Dois projetos de lei que correm pela Assembleia Legislativa de Minas Gerais (ALMG) podem mudar as regras de licenciamento de barragens de rejeito de minério no Estado. Os PLs 3.676/16 e 3.677/16 preveem mais recursos para a fiscalização e políticas públicas para os atingidos por esses empreendimentos, e podem ser aprovados até o final do ano.

Os textos fazem parte da Comissão Extraordinária das Barragens e receberam parecer pela legalidade nesta quarta-feira (26). Eles seguem, agora, para a Comissão de Meio Ambiente e Desenvolvimento Sustentável.

O PL 3.312/16, por sua vez, ainda não passou por nenhuma comissão. Também relativo ao tema das barragens, ele é criticado por setores da Federação das Indústrias de Minas Gerais (Fiemg) por incluir aspectos sociais nas exigências de licenciamento ambiental.

Entenda os Projetos de Lei

O PL 3.676/16 traz novas regras para o licenciamento ambiental das barragens de rejeito e proíbe a construção dessas estruturas em um raio de até dez quilômetros acima de localidades habitadas e de mananciais de água para abastecimento humano.

Já o PL 3.677/16 prevê que todo o recurso vindo de taxas minerárias seja encaminhado à Secretaria de Estado de Meio Ambiente (Semad), com o objetivo de ser utilizado por órgãos de fiscalização ambiental.

A Política Estadual dos Atingidos por Barragens e outros Empreendimentos é instituída pela PL 3.312/16 e impõe que os estudos realizados para a obtenção da licença ambiental tenham análises de impacto sobre comunidades em caso de desastres. A decisão ainda aguarda parecer da Comissão de Constituição e Justiça.
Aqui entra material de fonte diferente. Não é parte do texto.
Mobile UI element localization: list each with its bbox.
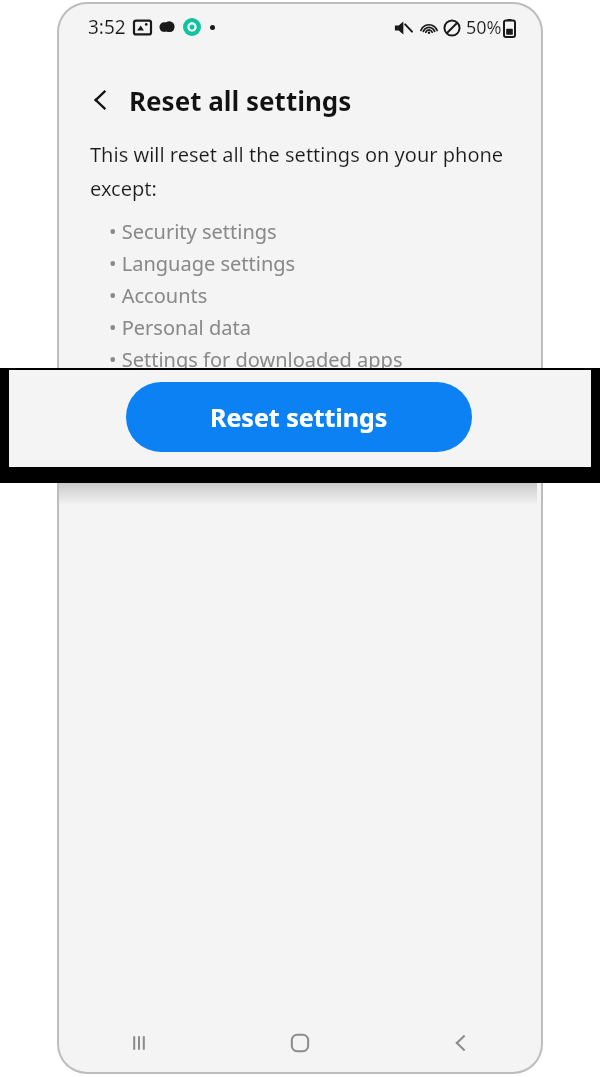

As mudanças na legislação ocorrem após o rompimento da Barragem do Fundão, que aconteceu em novembro de 2015, deixando ao menos 17 mortes e danos ambientais incalculáveis. Em junho, a Polícia Federal divulgou uma lista com irregularidades da obra e, entre elas, a falta de um responsável técnico junto ao Conselho Regional de Engenharia e Agronomia (CREA) desde 2012.